La cabeza me da vueltas. Abro un ojo. 
Los objetos flotan en el tiempo muerto
de esta áspera mañana sin trabajo.

Los baña una luz invernal,
manchada por los residuos 
de un sueño espeluznante
que tuve anoche.

Imágenes evaporadas
en ese abrir y cerrar de ojos.
¿De qué trataba?

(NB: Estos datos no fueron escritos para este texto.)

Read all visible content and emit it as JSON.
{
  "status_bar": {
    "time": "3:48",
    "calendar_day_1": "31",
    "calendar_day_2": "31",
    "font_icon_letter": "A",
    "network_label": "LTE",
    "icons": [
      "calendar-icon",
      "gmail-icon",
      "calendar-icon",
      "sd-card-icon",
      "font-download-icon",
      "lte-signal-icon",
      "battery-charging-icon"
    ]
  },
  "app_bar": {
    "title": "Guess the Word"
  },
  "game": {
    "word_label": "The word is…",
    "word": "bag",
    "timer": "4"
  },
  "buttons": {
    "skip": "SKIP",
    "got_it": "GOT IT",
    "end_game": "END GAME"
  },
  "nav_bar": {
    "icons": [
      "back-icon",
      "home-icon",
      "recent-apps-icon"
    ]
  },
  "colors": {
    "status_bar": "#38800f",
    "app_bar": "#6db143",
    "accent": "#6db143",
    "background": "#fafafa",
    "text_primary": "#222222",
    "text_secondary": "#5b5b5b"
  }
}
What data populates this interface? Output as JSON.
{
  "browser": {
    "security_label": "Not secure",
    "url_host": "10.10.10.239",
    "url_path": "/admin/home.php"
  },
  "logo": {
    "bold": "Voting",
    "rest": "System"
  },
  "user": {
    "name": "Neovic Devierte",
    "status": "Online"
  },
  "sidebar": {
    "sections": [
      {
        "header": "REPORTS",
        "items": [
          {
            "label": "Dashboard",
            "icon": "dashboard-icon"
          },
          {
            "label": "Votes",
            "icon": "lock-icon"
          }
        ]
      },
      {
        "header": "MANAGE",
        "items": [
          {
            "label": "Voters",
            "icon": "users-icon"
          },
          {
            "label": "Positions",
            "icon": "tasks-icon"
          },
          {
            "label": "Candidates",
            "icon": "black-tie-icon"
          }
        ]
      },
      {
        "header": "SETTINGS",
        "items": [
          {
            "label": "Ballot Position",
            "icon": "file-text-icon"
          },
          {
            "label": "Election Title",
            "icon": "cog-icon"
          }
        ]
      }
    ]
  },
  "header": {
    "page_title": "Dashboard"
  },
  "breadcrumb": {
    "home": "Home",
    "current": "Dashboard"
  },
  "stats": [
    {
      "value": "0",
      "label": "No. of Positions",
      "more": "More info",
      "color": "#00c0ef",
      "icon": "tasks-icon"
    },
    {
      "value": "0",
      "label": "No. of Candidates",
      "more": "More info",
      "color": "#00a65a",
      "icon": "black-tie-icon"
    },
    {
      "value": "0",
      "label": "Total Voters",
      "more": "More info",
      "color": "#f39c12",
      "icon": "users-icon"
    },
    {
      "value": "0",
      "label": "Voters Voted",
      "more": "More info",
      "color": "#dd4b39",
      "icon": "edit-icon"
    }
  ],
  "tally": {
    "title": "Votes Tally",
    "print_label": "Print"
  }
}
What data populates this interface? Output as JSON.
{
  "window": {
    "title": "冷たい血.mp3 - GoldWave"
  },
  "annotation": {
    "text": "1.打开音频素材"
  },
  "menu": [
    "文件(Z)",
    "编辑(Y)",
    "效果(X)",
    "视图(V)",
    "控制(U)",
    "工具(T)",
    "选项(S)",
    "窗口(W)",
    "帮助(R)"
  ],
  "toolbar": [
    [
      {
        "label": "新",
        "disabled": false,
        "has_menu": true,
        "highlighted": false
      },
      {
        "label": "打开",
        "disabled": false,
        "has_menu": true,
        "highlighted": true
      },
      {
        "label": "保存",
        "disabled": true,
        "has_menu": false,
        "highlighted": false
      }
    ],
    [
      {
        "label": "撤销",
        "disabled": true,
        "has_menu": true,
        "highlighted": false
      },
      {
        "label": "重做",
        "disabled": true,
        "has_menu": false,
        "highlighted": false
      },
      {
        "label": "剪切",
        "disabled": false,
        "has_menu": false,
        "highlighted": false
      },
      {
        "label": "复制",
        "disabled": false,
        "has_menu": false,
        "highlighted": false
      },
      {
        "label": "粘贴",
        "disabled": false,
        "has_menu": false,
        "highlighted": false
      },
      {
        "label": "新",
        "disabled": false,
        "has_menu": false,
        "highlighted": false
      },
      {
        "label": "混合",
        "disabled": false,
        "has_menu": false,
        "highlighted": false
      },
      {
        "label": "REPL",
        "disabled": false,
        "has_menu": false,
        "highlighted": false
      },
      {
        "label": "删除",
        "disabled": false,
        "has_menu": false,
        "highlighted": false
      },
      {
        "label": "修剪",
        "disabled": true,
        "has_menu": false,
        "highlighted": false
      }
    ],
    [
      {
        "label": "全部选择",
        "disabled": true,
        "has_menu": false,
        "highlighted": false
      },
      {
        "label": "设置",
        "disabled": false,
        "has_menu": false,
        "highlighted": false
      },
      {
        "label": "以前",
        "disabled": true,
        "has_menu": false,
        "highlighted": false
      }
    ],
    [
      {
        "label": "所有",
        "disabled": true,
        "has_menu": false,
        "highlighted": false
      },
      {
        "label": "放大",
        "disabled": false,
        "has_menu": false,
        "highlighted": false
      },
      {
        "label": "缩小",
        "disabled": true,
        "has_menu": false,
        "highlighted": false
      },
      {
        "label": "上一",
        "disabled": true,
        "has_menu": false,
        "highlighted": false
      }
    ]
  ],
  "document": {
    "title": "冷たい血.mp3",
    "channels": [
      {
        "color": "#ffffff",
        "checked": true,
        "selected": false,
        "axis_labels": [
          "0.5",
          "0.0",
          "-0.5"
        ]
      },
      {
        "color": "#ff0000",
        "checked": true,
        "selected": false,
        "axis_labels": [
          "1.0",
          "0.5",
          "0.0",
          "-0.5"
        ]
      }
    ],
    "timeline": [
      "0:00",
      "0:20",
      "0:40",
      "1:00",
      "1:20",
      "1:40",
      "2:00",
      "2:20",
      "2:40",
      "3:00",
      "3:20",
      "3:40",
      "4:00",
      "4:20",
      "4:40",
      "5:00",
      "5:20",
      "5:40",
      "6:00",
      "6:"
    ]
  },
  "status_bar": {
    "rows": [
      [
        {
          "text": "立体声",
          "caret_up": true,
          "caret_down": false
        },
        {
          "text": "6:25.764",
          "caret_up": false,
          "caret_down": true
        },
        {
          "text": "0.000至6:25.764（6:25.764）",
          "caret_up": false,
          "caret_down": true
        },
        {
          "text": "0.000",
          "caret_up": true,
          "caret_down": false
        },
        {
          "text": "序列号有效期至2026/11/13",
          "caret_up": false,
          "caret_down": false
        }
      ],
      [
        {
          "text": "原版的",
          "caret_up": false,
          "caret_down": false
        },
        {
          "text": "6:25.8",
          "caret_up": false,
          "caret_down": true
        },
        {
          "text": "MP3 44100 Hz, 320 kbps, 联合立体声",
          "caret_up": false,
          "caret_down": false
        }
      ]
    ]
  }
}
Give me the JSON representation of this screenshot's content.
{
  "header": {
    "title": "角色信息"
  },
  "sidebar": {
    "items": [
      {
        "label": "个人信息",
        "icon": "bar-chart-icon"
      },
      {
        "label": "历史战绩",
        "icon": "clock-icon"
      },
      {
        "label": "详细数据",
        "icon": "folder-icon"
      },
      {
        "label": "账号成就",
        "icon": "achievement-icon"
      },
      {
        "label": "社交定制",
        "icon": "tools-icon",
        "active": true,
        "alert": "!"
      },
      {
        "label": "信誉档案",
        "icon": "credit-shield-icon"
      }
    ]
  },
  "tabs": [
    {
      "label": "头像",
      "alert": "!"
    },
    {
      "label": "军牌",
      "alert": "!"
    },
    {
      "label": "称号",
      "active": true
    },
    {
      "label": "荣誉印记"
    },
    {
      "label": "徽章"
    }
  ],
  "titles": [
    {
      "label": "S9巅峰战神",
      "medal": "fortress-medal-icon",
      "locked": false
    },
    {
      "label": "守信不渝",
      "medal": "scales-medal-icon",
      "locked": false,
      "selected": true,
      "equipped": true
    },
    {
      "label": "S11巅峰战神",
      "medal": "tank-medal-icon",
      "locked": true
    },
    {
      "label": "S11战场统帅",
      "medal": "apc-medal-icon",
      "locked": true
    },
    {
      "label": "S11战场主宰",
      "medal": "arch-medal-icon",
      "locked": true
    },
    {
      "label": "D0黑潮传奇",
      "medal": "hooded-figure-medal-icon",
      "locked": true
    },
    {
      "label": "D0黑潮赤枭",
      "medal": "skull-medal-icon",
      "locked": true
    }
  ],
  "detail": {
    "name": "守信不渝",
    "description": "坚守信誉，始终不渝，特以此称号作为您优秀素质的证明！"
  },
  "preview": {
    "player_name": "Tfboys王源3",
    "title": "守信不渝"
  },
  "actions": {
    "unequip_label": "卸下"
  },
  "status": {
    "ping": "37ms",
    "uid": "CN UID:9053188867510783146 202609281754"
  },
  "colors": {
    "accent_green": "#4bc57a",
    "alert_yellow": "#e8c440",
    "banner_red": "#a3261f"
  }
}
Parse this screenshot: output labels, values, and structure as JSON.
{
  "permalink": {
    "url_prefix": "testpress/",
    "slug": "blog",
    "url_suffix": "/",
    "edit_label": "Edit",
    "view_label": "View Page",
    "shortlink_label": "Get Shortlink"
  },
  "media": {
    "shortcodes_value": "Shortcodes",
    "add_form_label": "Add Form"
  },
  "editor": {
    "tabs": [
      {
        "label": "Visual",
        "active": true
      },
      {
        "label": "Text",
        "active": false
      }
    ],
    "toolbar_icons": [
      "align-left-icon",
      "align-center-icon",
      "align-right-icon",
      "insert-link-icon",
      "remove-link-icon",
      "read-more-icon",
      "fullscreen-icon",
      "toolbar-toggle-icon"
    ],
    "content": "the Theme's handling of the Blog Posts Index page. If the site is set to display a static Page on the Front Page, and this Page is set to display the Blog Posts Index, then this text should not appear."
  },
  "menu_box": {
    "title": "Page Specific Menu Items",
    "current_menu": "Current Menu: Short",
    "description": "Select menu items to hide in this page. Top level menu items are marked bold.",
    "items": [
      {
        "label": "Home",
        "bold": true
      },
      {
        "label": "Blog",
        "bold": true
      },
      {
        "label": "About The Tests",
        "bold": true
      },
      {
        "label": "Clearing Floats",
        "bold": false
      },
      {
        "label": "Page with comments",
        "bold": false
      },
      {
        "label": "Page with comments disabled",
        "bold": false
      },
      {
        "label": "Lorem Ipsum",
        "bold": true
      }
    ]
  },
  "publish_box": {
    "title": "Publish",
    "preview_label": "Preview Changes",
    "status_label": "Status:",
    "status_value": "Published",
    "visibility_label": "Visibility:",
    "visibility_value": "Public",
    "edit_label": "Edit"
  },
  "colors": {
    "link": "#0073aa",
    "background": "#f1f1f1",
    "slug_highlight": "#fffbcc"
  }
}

Ni idea.
Serían escenas de amor y de odio
con parientes de ambos sexos.

No me atrevo a moverme:
el resto de la sábana 
está más bien frío.

Esta tibieza inmóvil
es una especie de felicidad idiota,
pero aquí estoy, 
dividido por una lucha interior:
necesito un café para escalar
hasta el mediodía familiar,
estridente y encazuelado,
pero la cocina queda muy lejos.

Medito, entonces,
sobre la actualidad de la política:
percibo un rumor de insectos prematuros,
aunque no veo nada significativo.

O sea, con primarias o sin ellas,
cuando llegue el momento
votaré por el diablo en persona,
a como dé lugar.

Miro la ventana.
Al otro lado hay un país
mal hecho de pies a cabeza:
una sociedad histérica y arribista,
cocinándose entre el vampirismo financiero
y los atascamientos de tránsito lento.

Mal gusto por doquier.
Buses que no caben
en su propia chatarra.

Medios de comunicación
cuyos contenidos son
de codiciosa índole.

Tal vez debería callarme
y tratar de aportar
mis granitos de arena
en nombre de los
empoderamientos
de la sociedad civil,
que no sé si es 
lo mismo que la otra.

Eso, a mejorar 
la calidad de vida
del chileno medio.

No se me ocurre cómo.

Los días inútiles son así,
una enfermedad dulzona
que se nos impone, 
una o dos veces a la semana,
como el gran momento
de las decisiones indecisas.

¿Vamos a la ducha o todavía no?
¿Intentamos leer una novela
del mexicano Carlos Fuentes
en posición horizontal?

Como se murió el otro día,
ocurre algo digno de ser evaluado
por los brujos faranduleros:
las tapas de sus libros
emiten una rara fosforescencia.

Es el discreto encanto
de los novelistas muertos.

A mis hijos, adictos
a las mal llamadas redes sociales
-los atrapan como a peces de superficie
en la lagunita del computador-,
el nombre de Carlos Fuentes
les suena un poco.

Supongo que, como ustedes,
debieron leer en el colegio
su famoso relato Aura,
donde una anciana sufría
y gozaba de calenturas
encarnadas en cuerpos más jóvenes.

Algo así, metafísico y carnal.
La idea, creo, era no morir del todo.

A mí, no sé muy bien por qué,
la muerte de Carlos Fuentes
me conmovió bastante.

Será por ese lugar común
de que su desaparición
es un anuncio más
del fin de una época
que, digan lo que digan,
tuvo su gracia
cuando yo era adolescente:
los ya viejos monstruos del boom
de los años sesenta y setenta,
el escritor como intelectual opinante
e infatigable -a veces hasta revolucionario-,
la escritura todavía a mano 
o con teclas de metal y tinta en los dedos.

¿Será tan bueno leer?
Me refiero a las novelas,
que hay quien dice 
que no sirven para nada.

Además, 
intentar hacerlo en la pantalla
(el papel de la literatura se va 
a terminar más temprano que tarde)
es un acto de alto riesgo,
muy dudoso para la salud humana.

Es que ahí la dispersión del intelecto
no tiene vuelta: mucho ¡ping! 
y mil ventanitas ennervantes
como túnenes de feria.

Una obviedad, claro,
pero hoy la vida es así:
ya no hay misterio.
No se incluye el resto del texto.